Doug Porter, chief economist at Bank of Montreal
First stock: Laura Secord
When I was 10 years old, long before the creation of registered education savings plans, my dad wanted to teach me about investing and decided to buy me a few shares of a company of my choice. My three brothers chose stocks behind sensible, venerable consumer brands like Labatt’s (which happened to have a big operation in my hometown of London, Ont.). I decided instead to go with my favourite company at the time: Laura Secord. Suffice to say, there wasn’t a lot of in-depth research on my behalf on the company’s financials, but I did feel like I knew the product side relatively well.
How it felt having that first investment:
I was mildly intrigued at the thought of being a partial owner (albeit a microscopically small share) of a chocolatier. I anxiously awaited the annual reports (mostly for the pictures) and even planned on eventually attending the annual meetings in person, operating under the assumption that free samples would be provided.
What happened to the stock?
The company eventually got taken over (by Labatt’s, ironically) and I vividly recall that I got less than what was initially paid for the stock. I believe it was a loss of about 40 per cent within a few short years. Instead of plowing the money into another consumer products stock, I opted to re-channel the proceeds into another company I was familiar with as a preteen: Bell Canada (now BCE). I held that stock for years and it restored my faith in equity investing.

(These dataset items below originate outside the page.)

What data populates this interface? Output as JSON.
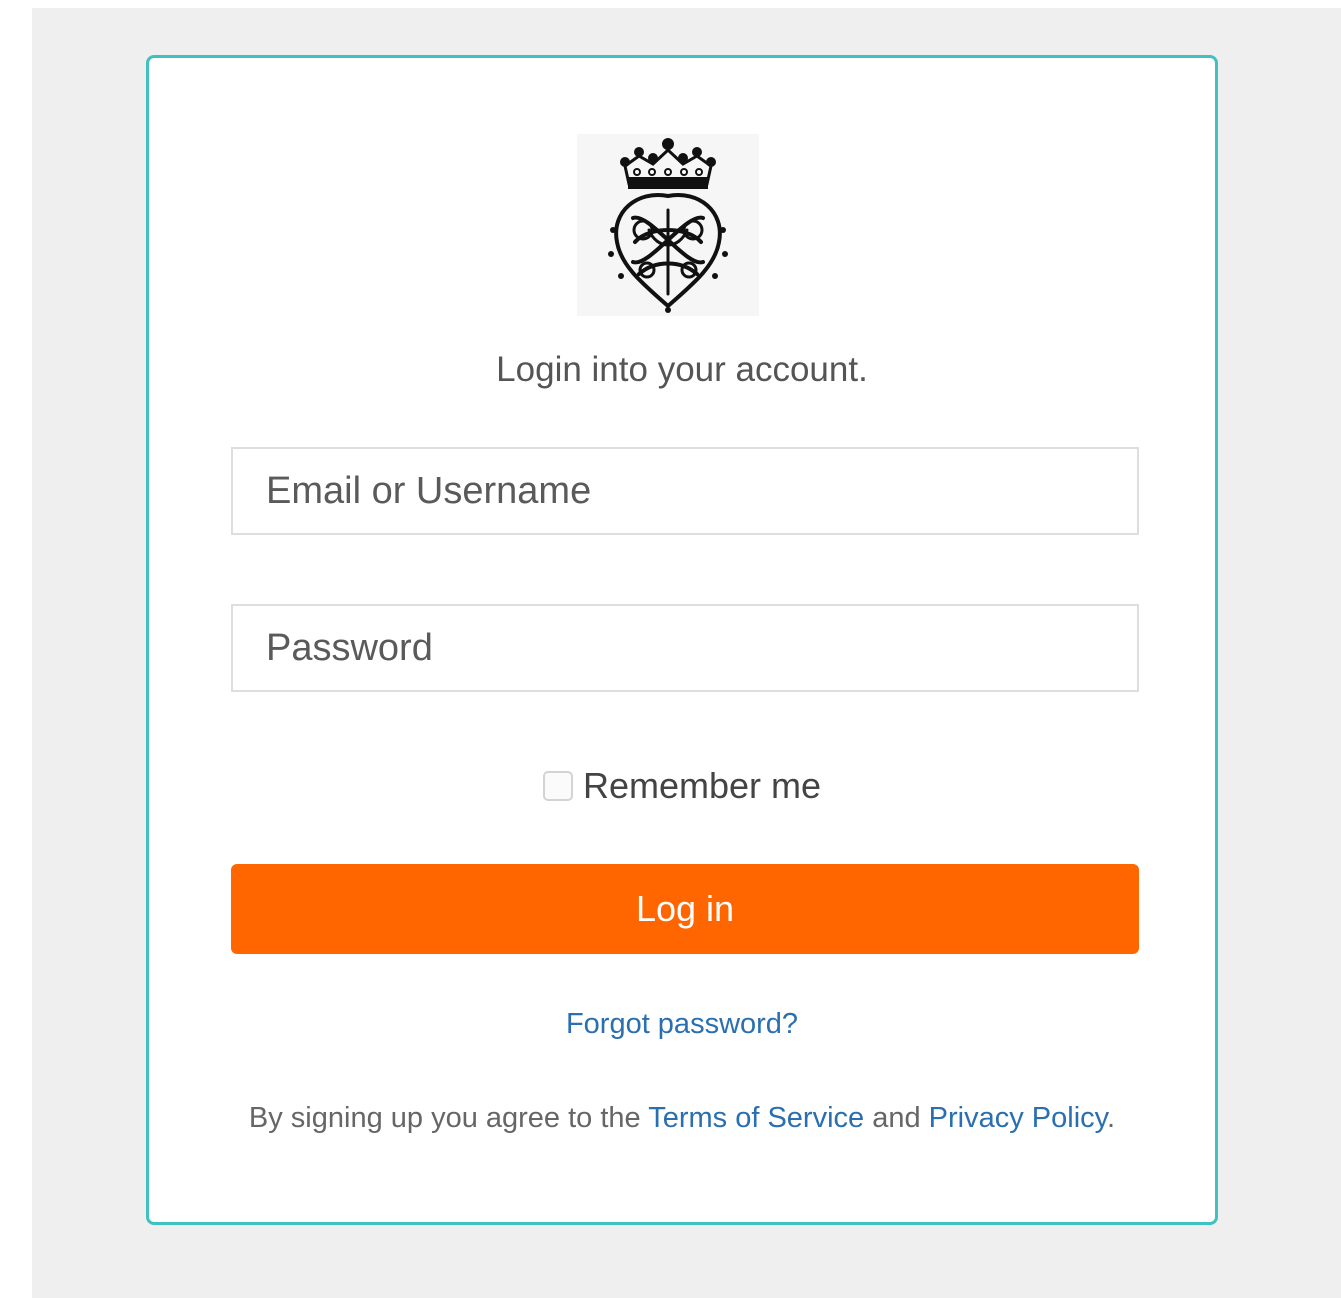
{
  "colors": {
    "page_background": "#efefef",
    "card_border": "#3fc1c2",
    "primary_button": "#ff6600",
    "link": "#2a6fb0",
    "text": "#555555"
  },
  "logo": {
    "icon": "crown-monogram-seal-logo"
  },
  "login": {
    "heading": "Login into your account.",
    "email_placeholder": "Email or Username",
    "email_value": "",
    "password_placeholder": "Password",
    "password_value": "",
    "remember_label": "Remember me",
    "remember_checked": false,
    "submit_label": "Log in",
    "forgot_label": "Forgot password?"
  },
  "legal": {
    "prefix": "By signing up you agree to the ",
    "terms_label": "Terms of Service",
    "middle": " and ",
    "privacy_label": "Privacy Policy",
    "suffix": "."
  }
}
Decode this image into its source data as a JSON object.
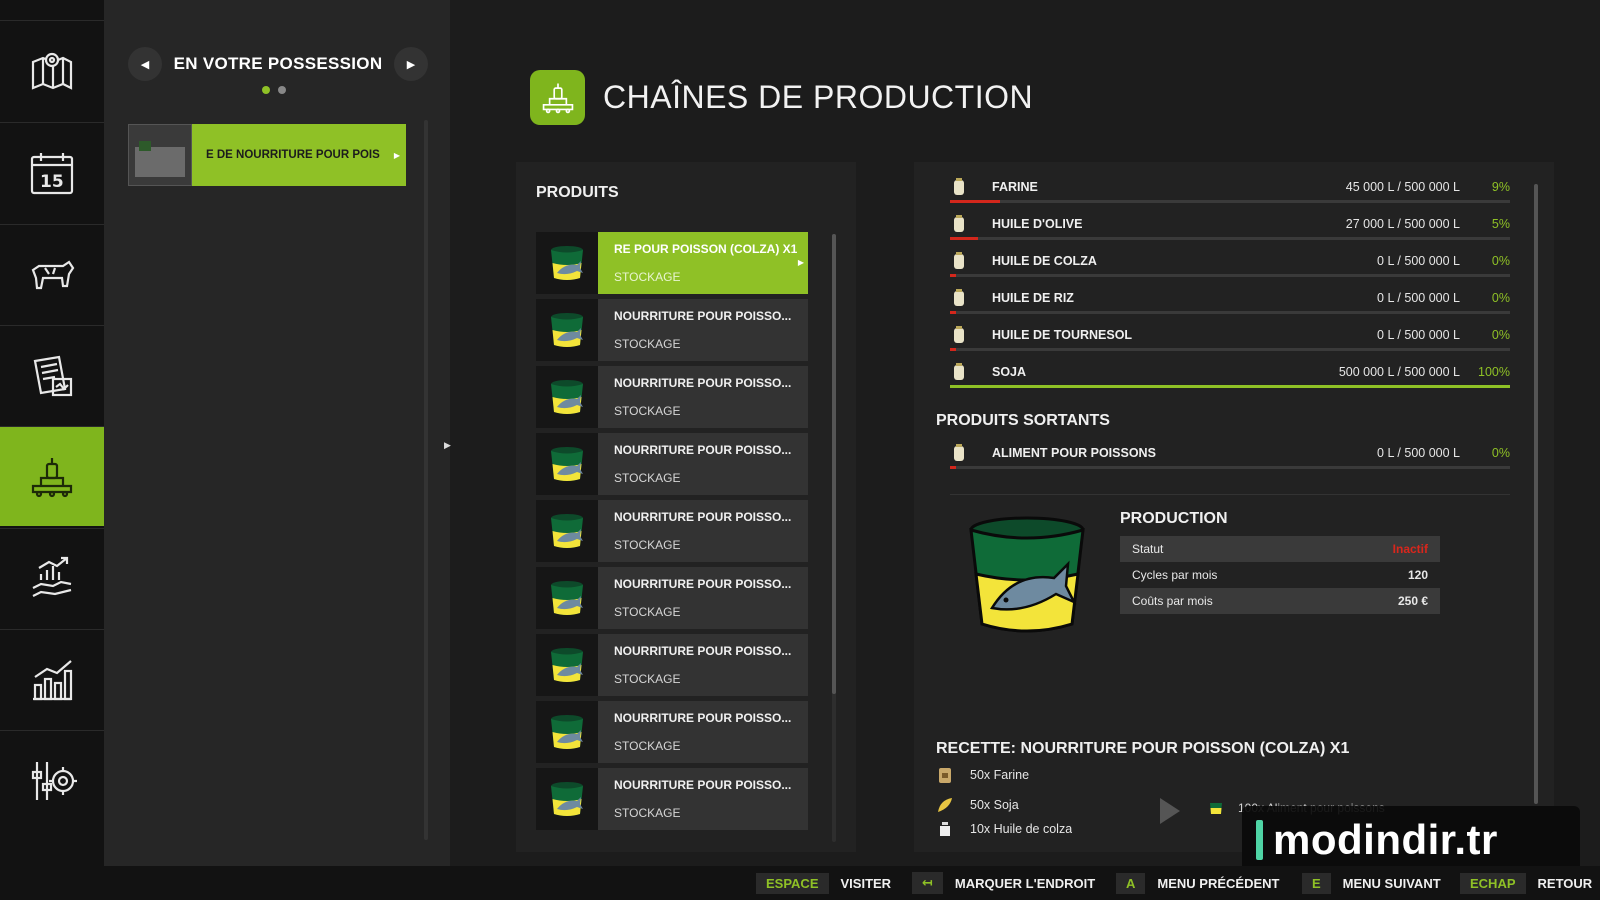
{
  "rail": {
    "items": [
      {
        "name": "map-icon"
      },
      {
        "name": "calendar-icon"
      },
      {
        "name": "animals-icon"
      },
      {
        "name": "contracts-icon"
      },
      {
        "name": "production-icon",
        "active": true
      },
      {
        "name": "finances-icon"
      },
      {
        "name": "statistics-icon"
      },
      {
        "name": "settings-icon"
      }
    ]
  },
  "possession": {
    "title": "EN VOTRE POSSESSION",
    "item_label": "E DE NOURRITURE POUR POIS"
  },
  "header": {
    "title": "CHAÎNES DE PRODUCTION"
  },
  "products": {
    "title": "PRODUITS",
    "items": [
      {
        "name": "RE POUR POISSON (COLZA) X1",
        "sub": "STOCKAGE"
      },
      {
        "name": "NOURRITURE POUR POISSO...",
        "sub": "STOCKAGE"
      },
      {
        "name": "NOURRITURE POUR POISSO...",
        "sub": "STOCKAGE"
      },
      {
        "name": "NOURRITURE POUR POISSO...",
        "sub": "STOCKAGE"
      },
      {
        "name": "NOURRITURE POUR POISSO...",
        "sub": "STOCKAGE"
      },
      {
        "name": "NOURRITURE POUR POISSO...",
        "sub": "STOCKAGE"
      },
      {
        "name": "NOURRITURE POUR POISSO...",
        "sub": "STOCKAGE"
      },
      {
        "name": "NOURRITURE POUR POISSO...",
        "sub": "STOCKAGE"
      },
      {
        "name": "NOURRITURE POUR POISSO...",
        "sub": "STOCKAGE"
      }
    ]
  },
  "inputs": [
    {
      "name": "FARINE",
      "amount": "45 000 L / 500 000 L",
      "pct": "9%",
      "fill": 0.09
    },
    {
      "name": "HUILE D'OLIVE",
      "amount": "27 000 L / 500 000 L",
      "pct": "5%",
      "fill": 0.05
    },
    {
      "name": "HUILE DE COLZA",
      "amount": "0 L / 500 000 L",
      "pct": "0%",
      "fill": 0
    },
    {
      "name": "HUILE DE RIZ",
      "amount": "0 L / 500 000 L",
      "pct": "0%",
      "fill": 0
    },
    {
      "name": "HUILE DE TOURNESOL",
      "amount": "0 L / 500 000 L",
      "pct": "0%",
      "fill": 0
    },
    {
      "name": "SOJA",
      "amount": "500 000 L / 500 000 L",
      "pct": "100%",
      "fill": 1
    }
  ],
  "outputs": {
    "title": "PRODUITS SORTANTS",
    "items": [
      {
        "name": "ALIMENT POUR POISSONS",
        "amount": "0 L / 500 000 L",
        "pct": "0%",
        "fill": 0
      }
    ]
  },
  "production": {
    "title": "PRODUCTION",
    "status_label": "Statut",
    "status_value": "Inactif",
    "cycles_label": "Cycles par mois",
    "cycles_value": "120",
    "costs_label": "Coûts par mois",
    "costs_value": "250 €"
  },
  "recipe": {
    "title": "RECETTE: NOURRITURE POUR POISSON (COLZA) X1",
    "ingredients": [
      "50x Farine",
      "50x Soja",
      "10x Huile de colza"
    ],
    "output": "100x Aliment pour poissons"
  },
  "watermark": "modindir.tr",
  "bottombar": {
    "space_key": "ESPACE",
    "visit": "VISITER",
    "mark_key": "↤",
    "mark": "MARQUER L'ENDROIT",
    "prev_key": "A",
    "prev": "MENU PRÉCÉDENT",
    "next_key": "E",
    "next": "MENU SUIVANT",
    "esc_key": "ECHAP",
    "back": "RETOUR"
  },
  "colors": {
    "accent": "#8fc126",
    "warning": "#d3271c"
  }
}
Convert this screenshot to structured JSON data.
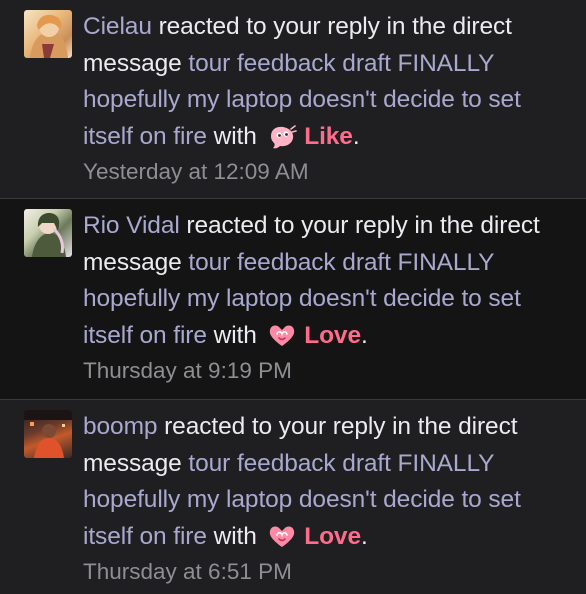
{
  "notifications": [
    {
      "user": "Cielau",
      "action": " reacted to your reply in the direct message ",
      "thread": "tour feedback draft FINALLY hopefully my laptop doesn't decide to set itself on fire",
      "with": " with ",
      "reaction": "Like",
      "reaction_icon": "like-icon",
      "period": ".",
      "time": "Yesterday at 12:09 AM"
    },
    {
      "user": "Rio Vidal",
      "action": " reacted to your reply in the direct message ",
      "thread": "tour feedback draft FINALLY hopefully my laptop doesn't decide to set itself on fire",
      "with": " with ",
      "reaction": "Love",
      "reaction_icon": "love-icon",
      "period": ".",
      "time": "Thursday at 9:19 PM"
    },
    {
      "user": "boomp",
      "action": " reacted to your reply in the direct message ",
      "thread": "tour feedback draft FINALLY hopefully my laptop doesn't decide to set itself on fire",
      "with": " with ",
      "reaction": "Love",
      "reaction_icon": "love-icon",
      "period": ".",
      "time": "Thursday at 6:51 PM"
    }
  ],
  "colors": {
    "link": "#a9a8cf",
    "reaction": "#ff6b8a",
    "timestamp": "#8e8e93",
    "text": "#ebebf0"
  }
}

Lessons learned from the initial investing experience:
The key lesson was that stocks could go down, even for what seemed to be a well-known and seemingly successful brand. The other lesson was how gratifying a nice steady dividend inflow can be, even when the price of a stock is drifting or falling.
It also taught me about stocks from an early age and may have played a small part in how I eventually ended up in a financial market role in my career.
How the experience shaped your investing style:
It’s hard to say whether that experience of losing money on my first stock made me a less aggressive investor, but I’m not a big risk-taker and I do heavily favour solid, dividend-paying companies to this day.
Naturally, in my position, I follow the markets closely, but I tend to be mostly a “buy-and-hold for as long as possible” investor. I try to buy solid companies with good long-run prospects and then ride through the waves.
While not exactly timing the market, I do tend to set target prices for a list of companies I may be interested in adding to my holdings and wait for opportunities. Occasionally, I will dabble in some short-term moves if I sense a sector/company that has been oversold, or spot a clear opportunity – but generally, I am not a trader. I am overweight Canadian equities, but that’s partly reflective of their favourable tax treatment (on the dividends), not a tactical decision.
Advice for others buying their first stock:
For someone starting out, I would recommend buying a company they know relatively well, that still has some room to grow, and preferably isn’t just today’s hot item. And after buying that high-quality company, by all means, track its progress – but be patient. Both the second and third stocks I bought had a long period (i.e., years) of lacklustre returns at one stage, but both eventually had excellent, robust returns over time. Patience is truly a virtue when it comes to equity investing.
This interview has been edited and condensed.